Trans-Canadian Summer, part II: Ontario

View the full Trans-Canadian Summer series


The trip between Prince Albert National Park and Quebec City takes approximately 40 driving hours.  No matter how you look at it, it is a llloooonnnnggg way from here to there.  But happily, along the way, one may observe the prairie pothole regions of Saskatchewan and Manitoba, the spectacular lakes of Ontario, and countless little towns and points of historical interest.  


Thanks to having multiple drivers, I managed some sketching, and read a couple of books.  One was the particularly fascinating Wonderful Life: The Burgess Shale and the Nature of History by Stephen Jay Gould.  Thanks to that heavy-but-compelling read, I have found some new favorite quotes about how effective communication is essential to meaningful scientific endeavors.


On the drive west, we didn't slow down for anything other than gas and nights in below-budget hotels.  On our return, though, we took a little more time.  We stopped in a couple of neat towns, had an eventful camping experience, and dug our feet into the sandy shores of Lake Superior.   The following photos highlight a couple of our stops during the 1.5 days it took to cross Ontario.  Click on any image to view a larger version.
Kakabeka Falls Provincial Park

We had to use twigs as chopsticks for an improvised
dinner while camping on the shore of Lake Superior.
The view from our "room" at
Sleeping Giant Provincial Park.

If you are on the Trans-Canadian highway, plan to eat here.
It's a little "Mom & Pop" road-side drive-in, with an
amazingly diverse and lengthy menu.  Even better -
the food is GOOD ol'handmade, homemade deliciousness.

Shell (the gas conglomerate) exhibits a wry sense of humor.
The display reads, "Help us change the world."

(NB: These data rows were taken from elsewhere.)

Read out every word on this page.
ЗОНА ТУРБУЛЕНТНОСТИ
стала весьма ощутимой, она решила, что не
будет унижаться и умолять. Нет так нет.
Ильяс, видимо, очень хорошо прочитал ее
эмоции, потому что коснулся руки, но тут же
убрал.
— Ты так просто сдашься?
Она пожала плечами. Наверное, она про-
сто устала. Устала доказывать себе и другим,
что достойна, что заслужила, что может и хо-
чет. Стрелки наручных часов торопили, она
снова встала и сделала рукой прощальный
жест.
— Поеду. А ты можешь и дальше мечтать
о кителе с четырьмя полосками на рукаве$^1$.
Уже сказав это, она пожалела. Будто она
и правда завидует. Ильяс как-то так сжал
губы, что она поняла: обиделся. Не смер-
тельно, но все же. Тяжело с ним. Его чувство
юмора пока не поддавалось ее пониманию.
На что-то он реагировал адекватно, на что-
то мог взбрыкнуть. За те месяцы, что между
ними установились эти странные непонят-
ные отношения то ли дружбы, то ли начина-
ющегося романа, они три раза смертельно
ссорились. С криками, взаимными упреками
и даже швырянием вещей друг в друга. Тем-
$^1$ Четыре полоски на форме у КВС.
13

From the sandy shores of Lake Superior
The sand dunes at Katherine Cove,
along Lake Superior, were fascinating.


One of the classic stuck-in-the-50s motels somewhere
in Ontario...the fridge and floors were really something!

We had to take a photo of this - gas station/convenience
stores north of the border seem to all be 'Gas Bars.' While
the moniker does not refer to booze, I can't help but think
"Don't drink & drive!" each time I see that on the signs.

After two weeks (me), or several months (Jerod), without any multi-cultural food,
we took our chances at this little restaurant in Montreal.  Absolutely worth a repeat! 

Returning from such a long drive, the sight of this
sign caused mixed emotions.  We drove past the
same one when we first arrived in Quebec City,
nearly two years ago.  It was relief, rather than
trepidation, the sensation of returning 'home'
versus driving into the unknown with no way out.







1 comment:

Gene said...

Sounds like a fun, even though loonng, drive you had.  Seems like years ago I read that book by Stephen Jay Gould.  Can’t say I understood it completely, but it gave me a good idea about how scientists think.